Data Is Plural

... is a weekly newsletter of useful/curious datasets.

2023.10.25 edition

Court-debt jailings, runway incursions, Goldin records, postal code ecology, and spreadsheets from Information is Beautiful.

Court-debt jailings. “In the absence of a clear picture of debt imprisonment,” Stanford’s Computational Policy Lab and Big Local News “set out in 2018 on a first-of-its-kind data integration effort to answer the most basic question of all: how many people are being jailed for unpaid court debts?” To do so, the team submitted “hundreds of public records requests with county jails”; last month, their Debtors’ Prisons Project published standardized, anonymized versions of data received from 100 counties (primarily in Texas and Wisconsin), “totalling more than 4 million individual jail booking records,” plus warrant data from Oklahoma and Delaware. The datasets indicate (where available) each arrestee’s race, ethnicity, sex, age, state, ZIP code, booking date, release date, and release type, as well as each charge’s description, severity, and whether it represents a “failure to pay.” Read more: The team’s tutorial for analyzing the data.

Runway incursions. The Federal Aviation Administration maintains a database of runway incursions, which it defines as “any occurrence at an aerodrome involving the incorrect presence of an aircraft, vehicle, or person on the protected area of a surface designated for the landing and take-off of aircraft.” It currently contains 30,000+ entries, spanning October 2001 through July 2023; each lists an incursion’s date, category, location, severity, aircraft types, and weather conditions. You can export those elements as a CSV file, but the exports lack the online database’s event narratives. As seen in: “Airline Close Calls Happen Far More Often Than Previously Known” and “How a Series of Air Traffic Control Lapses Nearly Killed 131 People,” by the NYT’s Sydney Ember and Emily Steel. [h/t Alan Levenson]

Goldin records. Claudia Goldin, who was awarded 2023’s Nobel Memorial Prize in Economic Sciences, maintains a faculty webpage with some of the data she’s created, digitized, and/or improved. They include records from the 1915 Iowa State Census (“the first census in the United States to include information on education and income”), rosters of eleven US orchestras from the 1930s to 1990s, compulsory education and child labor state laws during the early 1900s, appendix tables for a 1975 paper estimating the economic costs of the US Civil War, and more.

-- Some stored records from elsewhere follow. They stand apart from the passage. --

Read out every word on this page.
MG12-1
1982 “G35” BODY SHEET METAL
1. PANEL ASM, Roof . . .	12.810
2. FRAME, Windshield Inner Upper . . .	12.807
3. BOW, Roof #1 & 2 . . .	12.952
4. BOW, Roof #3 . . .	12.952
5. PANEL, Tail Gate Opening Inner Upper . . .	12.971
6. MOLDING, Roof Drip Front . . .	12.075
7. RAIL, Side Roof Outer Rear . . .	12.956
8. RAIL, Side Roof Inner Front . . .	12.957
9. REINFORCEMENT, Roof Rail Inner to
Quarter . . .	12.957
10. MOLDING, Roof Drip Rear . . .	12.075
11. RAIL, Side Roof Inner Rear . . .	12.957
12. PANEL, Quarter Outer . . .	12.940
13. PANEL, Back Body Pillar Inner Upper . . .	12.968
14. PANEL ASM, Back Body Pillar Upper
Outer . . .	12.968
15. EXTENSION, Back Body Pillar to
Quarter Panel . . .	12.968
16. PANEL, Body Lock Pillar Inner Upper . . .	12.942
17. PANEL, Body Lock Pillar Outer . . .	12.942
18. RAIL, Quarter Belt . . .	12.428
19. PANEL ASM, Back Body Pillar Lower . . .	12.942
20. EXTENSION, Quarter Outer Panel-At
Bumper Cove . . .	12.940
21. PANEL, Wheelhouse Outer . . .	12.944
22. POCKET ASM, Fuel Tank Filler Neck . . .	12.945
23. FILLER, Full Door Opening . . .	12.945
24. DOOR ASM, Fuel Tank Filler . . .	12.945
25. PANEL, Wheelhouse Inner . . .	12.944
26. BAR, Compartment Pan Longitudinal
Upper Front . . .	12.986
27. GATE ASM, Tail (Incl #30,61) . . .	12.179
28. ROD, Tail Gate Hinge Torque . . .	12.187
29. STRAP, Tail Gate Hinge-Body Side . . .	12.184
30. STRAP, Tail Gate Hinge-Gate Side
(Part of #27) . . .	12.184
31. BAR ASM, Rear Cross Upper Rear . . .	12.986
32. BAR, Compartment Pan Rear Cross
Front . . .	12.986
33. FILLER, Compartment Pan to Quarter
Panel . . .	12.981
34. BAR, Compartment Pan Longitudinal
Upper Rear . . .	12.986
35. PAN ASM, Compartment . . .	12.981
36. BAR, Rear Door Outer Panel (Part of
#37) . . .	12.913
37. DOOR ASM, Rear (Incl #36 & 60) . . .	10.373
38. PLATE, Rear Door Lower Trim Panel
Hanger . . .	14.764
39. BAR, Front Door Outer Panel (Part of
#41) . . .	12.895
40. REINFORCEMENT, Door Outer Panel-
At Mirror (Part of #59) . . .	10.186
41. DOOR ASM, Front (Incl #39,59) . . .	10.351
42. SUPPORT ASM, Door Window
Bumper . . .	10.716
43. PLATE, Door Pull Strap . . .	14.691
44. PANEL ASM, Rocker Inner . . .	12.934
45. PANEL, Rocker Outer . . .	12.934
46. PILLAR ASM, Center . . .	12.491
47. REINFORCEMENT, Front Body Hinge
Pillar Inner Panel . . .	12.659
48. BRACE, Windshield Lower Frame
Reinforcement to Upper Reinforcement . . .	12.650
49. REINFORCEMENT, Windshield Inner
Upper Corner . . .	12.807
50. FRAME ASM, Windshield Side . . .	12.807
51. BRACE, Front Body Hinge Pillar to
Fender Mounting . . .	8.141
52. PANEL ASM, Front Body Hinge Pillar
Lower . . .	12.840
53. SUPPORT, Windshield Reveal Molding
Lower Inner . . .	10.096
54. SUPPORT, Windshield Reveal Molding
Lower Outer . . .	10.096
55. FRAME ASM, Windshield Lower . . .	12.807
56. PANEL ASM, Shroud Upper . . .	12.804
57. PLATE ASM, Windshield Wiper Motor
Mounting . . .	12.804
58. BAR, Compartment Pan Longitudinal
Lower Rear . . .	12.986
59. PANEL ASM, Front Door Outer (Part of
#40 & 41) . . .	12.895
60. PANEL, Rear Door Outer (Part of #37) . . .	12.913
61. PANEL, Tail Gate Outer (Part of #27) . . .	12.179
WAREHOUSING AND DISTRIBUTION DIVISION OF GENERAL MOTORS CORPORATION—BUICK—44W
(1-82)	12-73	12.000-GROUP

Postal code ecology. David Willinger et al. have used two major satellite data sources — the Shuttle Radar Topography Mission and Advanced Spaceborne Thermal Emission and Reflection Radiometer — to create ecolo-zip, “a novel geospatial dataset that provides a granular-yet-global, parsimonious-yet-rich ecological characterization of over 1.5 million postal codes across 94 countries and regions.” Those characterizations include “physical topography (elevation, mountainousness, distance to sea), vegetation (normalized difference vegetation index), and climate (surface temperature).”

Beautiful spreadsheets. The team behind infographics powerhouse Information is Beautiful maintains a catalog of the data used in 130+ of their projects, going back to 2009. The entries links to spreadsheet tables that present original research as well as numbers drawn more directly from academic studies, government reports, Wikipedia, and other sources. Recent topics include plastic waste, large language models, and Marvel movies.